A characteristic of bioreductive alkylating agents such as EO9 is that they are designed to require reduction for activation to a cytotoxic species. Several enzymes are known to be involved in the reduction of quinone compounds [8]. These include those catalysing one-electron reduction, e.g. NADPH: cytochrome P450 reductase and cytochrome b5 reductase as well as DT-diaphorase, which carries out two-electron reduction. As part of an ‘enzyme-directed approach’ to bioreductive drug development 8, 9, 10, we were interested in elucidating the molecular enzymology and mechanism of action of EO9. We had previously focused on the involvement of the two-electron reducing flavoenzyme DT-diaphorase and provided data to support a role for this enzyme in the activation of EO9 to a cytotoxic species 11, 12, 13, 14, 15.

Initially, extracts of the high DT-diaphorase expressing rat Walker tumour and human HT29 colon carcinoma cells were shown to catalyse reduction of EO9 12, 15. The rate of reduction decreased in the presence of the potent DT-diaphorase inhibitor dicoumarol. Dicoumarol is, however, also known to affect other enzyme systems. Proof of the ability of DT-diaphorase to reduce EO9 was provided by use of purified rat, mouse, and human recombinant DT-diaphorase 11, 16. Activation of EO9 catalysed by DT-diaphorase resulted in generation of a DNA-damaging metabolite(s) able to induce strand breaks and interstrand cross-links in DNA [13]. Studies correlating cellular sensitivity with enzyme expression provided further evidence for the importance of DT-diaphorase in activation of EO9 under aerobic conditions 17, 18, 19, 20, 21 but not in hypoxia [22]. Interestingly, cells expressing low levels of DT-diaphorase were greatly sensitised to EO9 under hypoxic compared with aerobic conditions 19, 23. Also, inclusion of dicoumarol in cytotoxicity assays did not provide complete protection against the cytotoxic effects. These data suggested that other enzymes may also be important in reductive activation of EO9, especially under hypoxia.
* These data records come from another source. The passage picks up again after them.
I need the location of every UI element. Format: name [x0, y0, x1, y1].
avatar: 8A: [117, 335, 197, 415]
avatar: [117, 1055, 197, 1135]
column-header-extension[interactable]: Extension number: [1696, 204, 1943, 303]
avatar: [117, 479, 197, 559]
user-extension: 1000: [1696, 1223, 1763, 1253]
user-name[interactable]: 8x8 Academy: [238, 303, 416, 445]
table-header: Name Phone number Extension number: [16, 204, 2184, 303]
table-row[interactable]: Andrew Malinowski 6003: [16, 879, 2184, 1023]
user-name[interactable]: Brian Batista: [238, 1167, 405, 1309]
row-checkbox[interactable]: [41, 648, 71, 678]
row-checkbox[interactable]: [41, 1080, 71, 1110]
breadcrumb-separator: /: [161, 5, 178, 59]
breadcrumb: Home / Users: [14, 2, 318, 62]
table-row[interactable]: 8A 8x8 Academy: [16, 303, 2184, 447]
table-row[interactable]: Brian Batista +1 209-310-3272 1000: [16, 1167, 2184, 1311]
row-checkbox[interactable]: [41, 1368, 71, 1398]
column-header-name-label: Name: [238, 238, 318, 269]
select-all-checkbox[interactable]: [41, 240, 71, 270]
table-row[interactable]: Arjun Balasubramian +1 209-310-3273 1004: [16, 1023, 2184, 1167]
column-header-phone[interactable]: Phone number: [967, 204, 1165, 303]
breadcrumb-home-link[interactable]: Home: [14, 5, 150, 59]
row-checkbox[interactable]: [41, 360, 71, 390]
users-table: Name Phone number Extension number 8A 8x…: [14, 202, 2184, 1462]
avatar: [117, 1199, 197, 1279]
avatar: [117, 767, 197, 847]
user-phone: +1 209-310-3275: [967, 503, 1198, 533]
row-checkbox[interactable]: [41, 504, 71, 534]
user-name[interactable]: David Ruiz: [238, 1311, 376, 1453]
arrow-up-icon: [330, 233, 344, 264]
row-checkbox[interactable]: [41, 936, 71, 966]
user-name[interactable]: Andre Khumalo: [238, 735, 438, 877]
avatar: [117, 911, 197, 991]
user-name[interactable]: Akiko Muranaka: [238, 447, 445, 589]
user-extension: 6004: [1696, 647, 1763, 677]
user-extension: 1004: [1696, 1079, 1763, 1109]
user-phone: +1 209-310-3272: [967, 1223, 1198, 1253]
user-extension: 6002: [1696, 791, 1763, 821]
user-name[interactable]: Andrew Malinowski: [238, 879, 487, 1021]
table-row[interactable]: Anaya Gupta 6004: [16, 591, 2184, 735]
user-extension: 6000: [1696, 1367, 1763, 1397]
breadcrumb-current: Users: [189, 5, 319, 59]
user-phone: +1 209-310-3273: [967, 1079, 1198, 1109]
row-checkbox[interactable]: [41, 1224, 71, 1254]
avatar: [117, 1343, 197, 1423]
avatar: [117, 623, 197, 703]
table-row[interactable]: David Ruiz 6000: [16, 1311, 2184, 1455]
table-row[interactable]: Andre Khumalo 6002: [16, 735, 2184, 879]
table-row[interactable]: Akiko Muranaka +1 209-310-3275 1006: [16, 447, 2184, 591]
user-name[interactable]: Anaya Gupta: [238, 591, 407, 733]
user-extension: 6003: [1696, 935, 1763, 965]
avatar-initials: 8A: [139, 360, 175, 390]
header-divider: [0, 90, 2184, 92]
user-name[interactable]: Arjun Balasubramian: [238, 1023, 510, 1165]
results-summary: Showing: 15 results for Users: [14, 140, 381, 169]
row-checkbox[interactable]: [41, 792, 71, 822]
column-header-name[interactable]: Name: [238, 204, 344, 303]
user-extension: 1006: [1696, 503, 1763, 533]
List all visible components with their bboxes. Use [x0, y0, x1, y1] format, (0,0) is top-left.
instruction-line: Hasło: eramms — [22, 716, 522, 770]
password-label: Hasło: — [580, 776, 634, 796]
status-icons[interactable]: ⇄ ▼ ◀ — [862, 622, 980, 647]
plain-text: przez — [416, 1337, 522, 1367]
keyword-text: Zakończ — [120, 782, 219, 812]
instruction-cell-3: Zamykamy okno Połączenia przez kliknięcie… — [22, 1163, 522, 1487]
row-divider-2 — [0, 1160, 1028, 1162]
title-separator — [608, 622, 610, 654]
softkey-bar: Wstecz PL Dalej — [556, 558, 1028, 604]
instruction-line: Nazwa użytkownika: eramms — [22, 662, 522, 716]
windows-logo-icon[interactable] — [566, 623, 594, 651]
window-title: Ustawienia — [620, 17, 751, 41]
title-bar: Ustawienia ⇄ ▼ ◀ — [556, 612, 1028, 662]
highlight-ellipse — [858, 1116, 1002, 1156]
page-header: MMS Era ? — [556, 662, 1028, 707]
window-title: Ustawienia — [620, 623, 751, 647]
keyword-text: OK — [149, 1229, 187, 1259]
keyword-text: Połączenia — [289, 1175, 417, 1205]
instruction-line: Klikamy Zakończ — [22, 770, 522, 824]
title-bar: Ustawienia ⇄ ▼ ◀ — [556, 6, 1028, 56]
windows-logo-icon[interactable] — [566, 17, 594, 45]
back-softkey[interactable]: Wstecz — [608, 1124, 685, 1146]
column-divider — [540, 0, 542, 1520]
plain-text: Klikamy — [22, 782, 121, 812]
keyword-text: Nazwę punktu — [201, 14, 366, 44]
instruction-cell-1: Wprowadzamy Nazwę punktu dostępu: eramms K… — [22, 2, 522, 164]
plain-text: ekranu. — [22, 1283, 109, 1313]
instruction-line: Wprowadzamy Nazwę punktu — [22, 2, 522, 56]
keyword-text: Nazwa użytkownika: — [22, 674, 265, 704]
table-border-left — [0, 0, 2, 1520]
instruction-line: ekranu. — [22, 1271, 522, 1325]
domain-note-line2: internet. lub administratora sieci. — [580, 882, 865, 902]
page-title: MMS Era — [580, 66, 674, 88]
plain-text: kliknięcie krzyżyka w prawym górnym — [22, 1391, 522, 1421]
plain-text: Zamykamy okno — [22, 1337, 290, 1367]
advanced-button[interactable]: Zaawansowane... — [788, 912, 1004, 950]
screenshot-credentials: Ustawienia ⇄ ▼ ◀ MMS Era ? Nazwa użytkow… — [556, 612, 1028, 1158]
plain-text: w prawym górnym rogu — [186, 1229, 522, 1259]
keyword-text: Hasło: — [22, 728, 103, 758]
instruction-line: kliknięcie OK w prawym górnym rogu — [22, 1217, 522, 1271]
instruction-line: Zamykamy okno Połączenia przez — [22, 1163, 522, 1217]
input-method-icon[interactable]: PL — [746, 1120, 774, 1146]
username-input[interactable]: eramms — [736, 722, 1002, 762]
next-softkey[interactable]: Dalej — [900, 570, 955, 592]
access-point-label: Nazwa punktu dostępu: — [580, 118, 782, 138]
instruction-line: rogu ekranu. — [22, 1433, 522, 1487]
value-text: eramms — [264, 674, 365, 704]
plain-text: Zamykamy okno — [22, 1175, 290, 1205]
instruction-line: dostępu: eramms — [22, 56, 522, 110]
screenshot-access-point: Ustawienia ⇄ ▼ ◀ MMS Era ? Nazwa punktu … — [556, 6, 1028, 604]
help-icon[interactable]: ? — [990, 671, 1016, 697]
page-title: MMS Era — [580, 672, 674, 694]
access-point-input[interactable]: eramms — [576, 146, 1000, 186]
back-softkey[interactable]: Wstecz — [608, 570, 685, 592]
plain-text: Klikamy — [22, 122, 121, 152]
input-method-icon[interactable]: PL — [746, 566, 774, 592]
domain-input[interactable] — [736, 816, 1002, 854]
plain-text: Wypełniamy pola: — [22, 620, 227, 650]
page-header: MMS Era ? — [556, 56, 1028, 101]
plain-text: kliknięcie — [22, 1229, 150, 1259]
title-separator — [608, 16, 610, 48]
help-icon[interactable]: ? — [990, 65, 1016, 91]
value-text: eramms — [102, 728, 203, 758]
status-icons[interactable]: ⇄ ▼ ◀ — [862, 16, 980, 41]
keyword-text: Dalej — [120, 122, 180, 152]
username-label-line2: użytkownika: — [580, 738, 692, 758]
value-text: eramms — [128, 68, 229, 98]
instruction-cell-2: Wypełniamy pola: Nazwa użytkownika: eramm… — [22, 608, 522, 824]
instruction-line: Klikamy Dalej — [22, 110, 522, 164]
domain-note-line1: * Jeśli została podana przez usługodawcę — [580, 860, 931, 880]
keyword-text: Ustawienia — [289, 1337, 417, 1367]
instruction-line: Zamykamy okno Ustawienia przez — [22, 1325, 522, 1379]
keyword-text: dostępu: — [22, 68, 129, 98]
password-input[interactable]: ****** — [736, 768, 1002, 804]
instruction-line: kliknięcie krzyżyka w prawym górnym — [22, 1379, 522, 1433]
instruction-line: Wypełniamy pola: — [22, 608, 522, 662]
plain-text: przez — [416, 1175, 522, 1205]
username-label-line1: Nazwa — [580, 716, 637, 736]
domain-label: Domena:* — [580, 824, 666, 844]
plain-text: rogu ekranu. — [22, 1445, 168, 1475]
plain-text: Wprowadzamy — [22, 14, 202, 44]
Malipaard et al.[24] have shown that xanthine oxidase is able to reduce EO9 to generate a DNA-damaging species. NADPH: cytochrome P450 reductase is known to reduce other bioreductive quinone compounds such as AZQ and mitomycin C 25, 26, 27. Furthermore, recent experiments by Saunders and co-workers [28], involving transfection and overexpression of the NADPH: cytochrome P450 reductase gene, have strongly implicated a role for this enzyme in the cellular reduction of EO9. Here, we provide additional evidence in support of a role for this enzyme in activation of EO9 to free radical and DNA-damaging species. The experiments were carried out under predominantly aerobic conditions and are therefore more directly relevant to cytotoxic effects that EO9 may generate in well-oxygenated normal cells (contributing to toxicity) and in the aerobic population of tumour cells (contributing to therapeutic response). Understanding the enzymology of EO9 metabolism could be useful in the future clinical development of the drug, as well in the development of analogues of EO9 and related indoloquinone bioreductive agents, which continues to be an area of significant activity 8, 28.